The township will preserve the 6-acre site for open space and recreation. The CIC property is a former U.S. Environmental Protection Agency Superfund site. The EPA spent $53 million to clean up the site. Digging 30-feet deep into the ground in its cleanup efforts, the EPA removed more than 350,000 tons of contaminated soil. The site is now safe and well-suited for recreation and open space.
“Today, we begin a major transformation of these six acres of land,” Pallone said. “For decades, residents of Edison worried about the environmental hazards that came from the old CIC Superfund Site. Thanks to the efforts of Mayor Choi and the Edison Wetlands Association, residents will soon be able to safely use this space for recreation,” Pallone said.

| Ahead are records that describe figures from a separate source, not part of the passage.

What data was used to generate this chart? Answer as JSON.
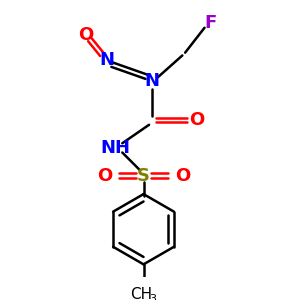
{
  "bg_color": "#ffffff",
  "atom_colors": {
    "N": "#0000ff",
    "O": "#ff0000",
    "S": "#808000",
    "F": "#9900cc",
    "C": "#000000"
  },
  "figsize": [
    3.0,
    3.0
  ],
  "dpi": 100,
  "lw": 1.8
}
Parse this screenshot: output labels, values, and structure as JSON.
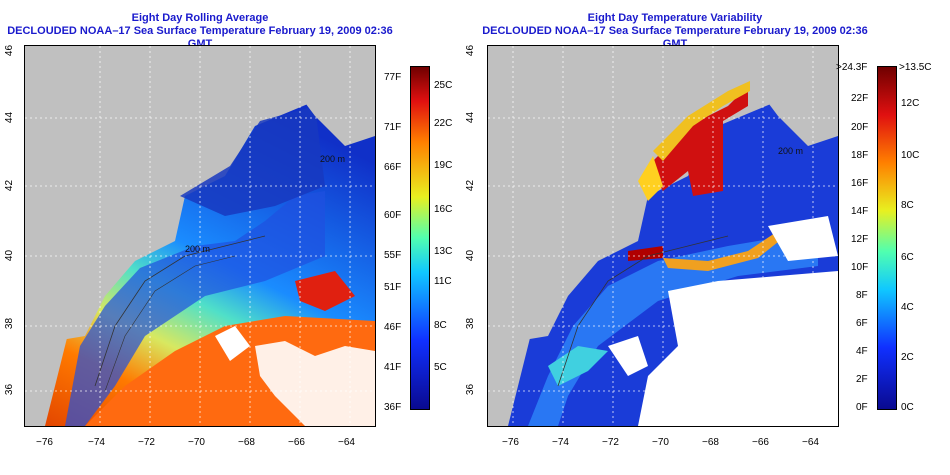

“This site was once contaminated with toxins that polluted the surface water and threatened the health of our children. Congressman Pallone and I joined the Edison Wetlands Association and the local community and fought to get this site cleaned up. Today, I am proud those efforts paid off and this project is a model for the country when it comes to turning brownfields into greenfields. This is the way the Superfund program is supposed to work,” Lautenberg said.
The purchase price for the six-acre swath is $1 million. Of the $1 million price, $420,000 is coming from a Green Acres grant that was given to the Edison Wetlands Association and the balance is being paid for with township open space funds. The EPA will receive 90 percent of the purchase price with 10 percent going to the property owner, Piscataway Associates.

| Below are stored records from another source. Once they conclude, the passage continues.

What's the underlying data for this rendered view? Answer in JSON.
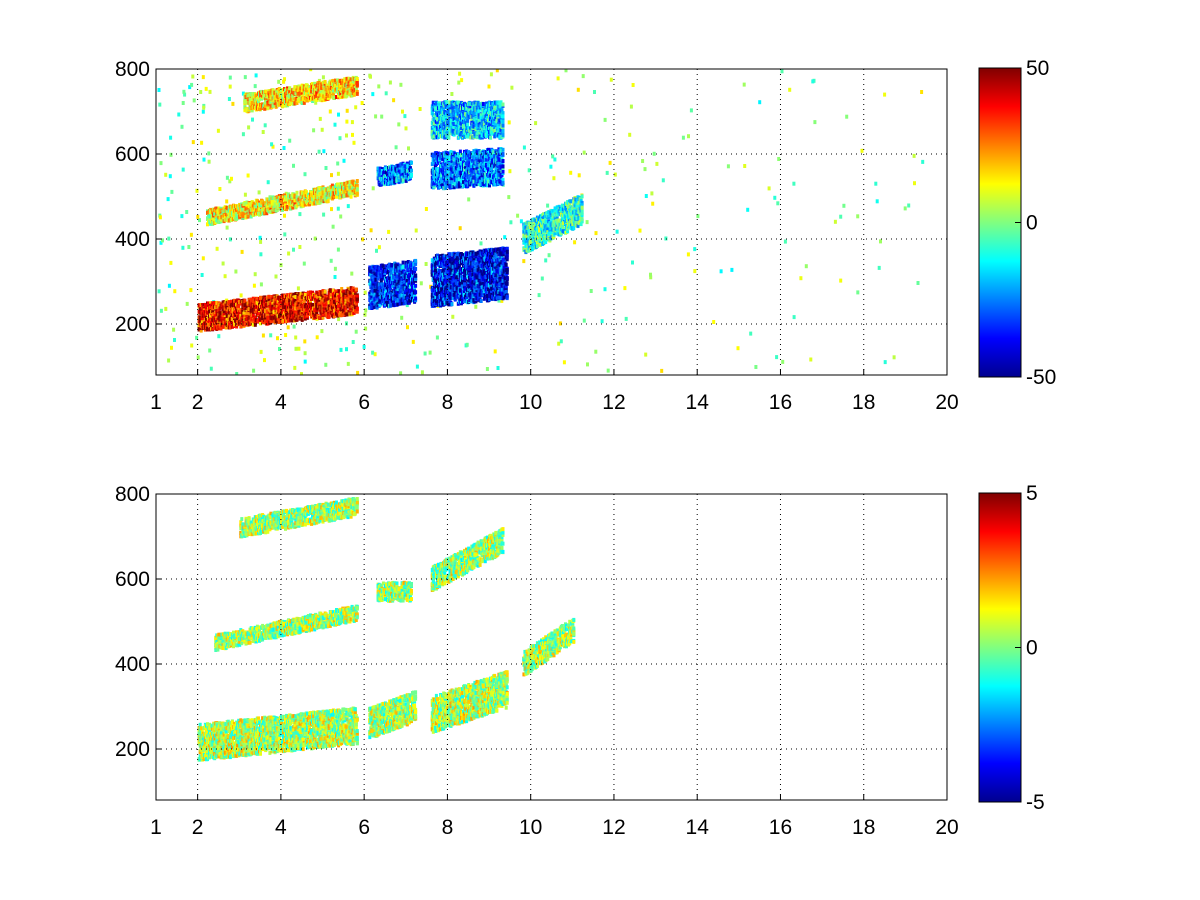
{
  "figure": {
    "background": "#ffffff"
  },
  "chart_data": [
    {
      "type": "heatmap",
      "title": "",
      "xlabel": "",
      "ylabel": "",
      "xlim": [
        1,
        20
      ],
      "ylim": [
        80,
        800
      ],
      "x_ticks": [
        1,
        2,
        4,
        6,
        8,
        10,
        12,
        14,
        16,
        18,
        20
      ],
      "x_tick_labels": [
        "1",
        "2",
        "4",
        "6",
        "8",
        "10",
        "12",
        "14",
        "16",
        "18",
        "20"
      ],
      "y_ticks": [
        200,
        400,
        600,
        800
      ],
      "y_tick_labels": [
        "200",
        "400",
        "600",
        "800"
      ],
      "grid": true,
      "colormap": "jet",
      "clim": [
        -50,
        50
      ],
      "colorbar_ticks": [
        -50,
        0,
        50
      ],
      "colorbar_tick_labels": [
        "-50",
        "0",
        "50"
      ],
      "background_cells": "sparse near-zero values (green/cyan) scattered over x 1-20",
      "bands": [
        {
          "x_start": 2,
          "x_end": 5.8,
          "y_start": 215,
          "y_end": 255,
          "value": 45,
          "width": 45
        },
        {
          "x_start": 2.2,
          "x_end": 5.8,
          "y_start": 450,
          "y_end": 520,
          "value": 15,
          "width": 25
        },
        {
          "x_start": 3.1,
          "x_end": 5.8,
          "y_start": 720,
          "y_end": 760,
          "value": 20,
          "width": 30
        },
        {
          "x_start": 6.1,
          "x_end": 7.2,
          "y_start": 285,
          "y_end": 300,
          "value": -40,
          "width": 70
        },
        {
          "x_start": 6.3,
          "x_end": 7.1,
          "y_start": 545,
          "y_end": 560,
          "value": -30,
          "width": 30
        },
        {
          "x_start": 7.6,
          "x_end": 9.4,
          "y_start": 300,
          "y_end": 320,
          "value": -45,
          "width": 85
        },
        {
          "x_start": 7.6,
          "x_end": 9.3,
          "y_start": 560,
          "y_end": 570,
          "value": -30,
          "width": 60
        },
        {
          "x_start": 7.6,
          "x_end": 9.3,
          "y_start": 680,
          "y_end": 680,
          "value": -20,
          "width": 60
        },
        {
          "x_start": 9.8,
          "x_end": 11.2,
          "y_start": 400,
          "y_end": 470,
          "value": -10,
          "width": 50
        }
      ]
    },
    {
      "type": "heatmap",
      "title": "",
      "xlabel": "",
      "ylabel": "",
      "xlim": [
        1,
        20
      ],
      "ylim": [
        80,
        800
      ],
      "x_ticks": [
        1,
        2,
        4,
        6,
        8,
        10,
        12,
        14,
        16,
        18,
        20
      ],
      "x_tick_labels": [
        "1",
        "2",
        "4",
        "6",
        "8",
        "10",
        "12",
        "14",
        "16",
        "18",
        "20"
      ],
      "y_ticks": [
        200,
        400,
        600,
        800
      ],
      "y_tick_labels": [
        "200",
        "400",
        "600",
        "800"
      ],
      "grid": true,
      "colormap": "jet",
      "clim": [
        -5,
        5
      ],
      "colorbar_ticks": [
        -5,
        0,
        5
      ],
      "colorbar_tick_labels": [
        "-5",
        "0",
        "5"
      ],
      "bands": [
        {
          "x_start": 2,
          "x_end": 5.8,
          "y_start": 215,
          "y_end": 255,
          "value": 0.6,
          "width": 60
        },
        {
          "x_start": 2.4,
          "x_end": 5.8,
          "y_start": 450,
          "y_end": 520,
          "value": 0.4,
          "width": 25
        },
        {
          "x_start": 3,
          "x_end": 5.8,
          "y_start": 720,
          "y_end": 770,
          "value": 0.5,
          "width": 30
        },
        {
          "x_start": 6.1,
          "x_end": 7.2,
          "y_start": 260,
          "y_end": 300,
          "value": 0.5,
          "width": 50
        },
        {
          "x_start": 6.3,
          "x_end": 7.1,
          "y_start": 570,
          "y_end": 570,
          "value": 0.4,
          "width": 30
        },
        {
          "x_start": 7.6,
          "x_end": 9.4,
          "y_start": 280,
          "y_end": 340,
          "value": 0.6,
          "width": 60
        },
        {
          "x_start": 7.6,
          "x_end": 9.3,
          "y_start": 600,
          "y_end": 690,
          "value": 0.4,
          "width": 40
        },
        {
          "x_start": 9.8,
          "x_end": 11,
          "y_start": 400,
          "y_end": 480,
          "value": 0.5,
          "width": 40
        }
      ]
    }
  ]
}
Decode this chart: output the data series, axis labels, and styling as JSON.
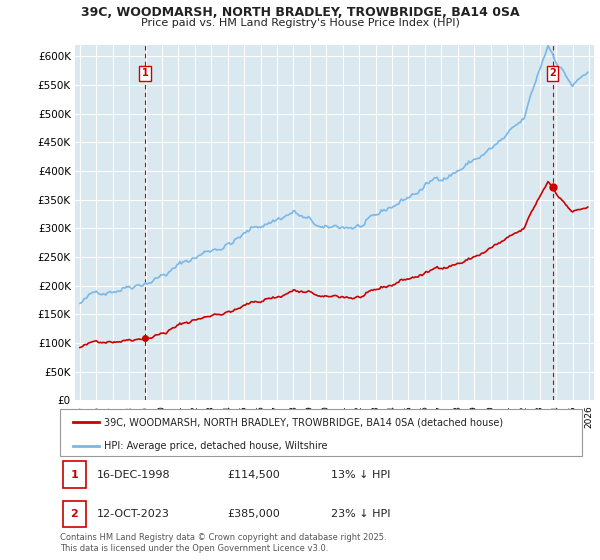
{
  "title": "39C, WOODMARSH, NORTH BRADLEY, TROWBRIDGE, BA14 0SA",
  "subtitle": "Price paid vs. HM Land Registry's House Price Index (HPI)",
  "ylim": [
    0,
    620000
  ],
  "yticks": [
    0,
    50000,
    100000,
    150000,
    200000,
    250000,
    300000,
    350000,
    400000,
    450000,
    500000,
    550000,
    600000
  ],
  "xlim": [
    1994.7,
    2026.3
  ],
  "xticks": [
    1995,
    1996,
    1997,
    1998,
    1999,
    2000,
    2001,
    2002,
    2003,
    2004,
    2005,
    2006,
    2007,
    2008,
    2009,
    2010,
    2011,
    2012,
    2013,
    2014,
    2015,
    2016,
    2017,
    2018,
    2019,
    2020,
    2021,
    2022,
    2023,
    2024,
    2025,
    2026
  ],
  "sale1_x": 1998.96,
  "sale1_y": 114500,
  "sale2_x": 2023.78,
  "sale2_y": 385000,
  "hpi_color": "#7ab8e8",
  "price_color": "#cc0000",
  "legend_label1": "39C, WOODMARSH, NORTH BRADLEY, TROWBRIDGE, BA14 0SA (detached house)",
  "legend_label2": "HPI: Average price, detached house, Wiltshire",
  "table_row1": [
    "1",
    "16-DEC-1998",
    "£114,500",
    "13% ↓ HPI"
  ],
  "table_row2": [
    "2",
    "12-OCT-2023",
    "£385,000",
    "23% ↓ HPI"
  ],
  "footnote": "Contains HM Land Registry data © Crown copyright and database right 2025.\nThis data is licensed under the Open Government Licence v3.0.",
  "background_color": "#ffffff",
  "plot_bg_color": "#dae8f0",
  "grid_color": "#ffffff"
}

“Thanks to the federal Superfund program that governed the cleanups of toxic sites, CIC’s transformation from a formerly toxic borwnfield into a public Greenfield serves as a national working model for thousands of other brownfield sites across the country,” said Robert Spiegel, executive director of the Edison Wetlands Association. “CIC shows how communities like Edison, with advocates like EWA, can benefit from sites that once caused pollution and suffering.”
CIC owned and operated the Whitman Avenue site from 1954 to 1970. It was used for processing various pesticides. In the mid-1960s, the Edison Department of Health became concerned about odors, wastewater discharges and on-site fires. The Edison Health Department ordered the facility to stop discharging wastewater, oversaw disposal of leaking drums to eliminate the odor problem and ordered the closing of on-site lagoons. CIC declared bankruptcy in 1970. Subsequently, Piscataway Associates bought the property and demolished the production facilities.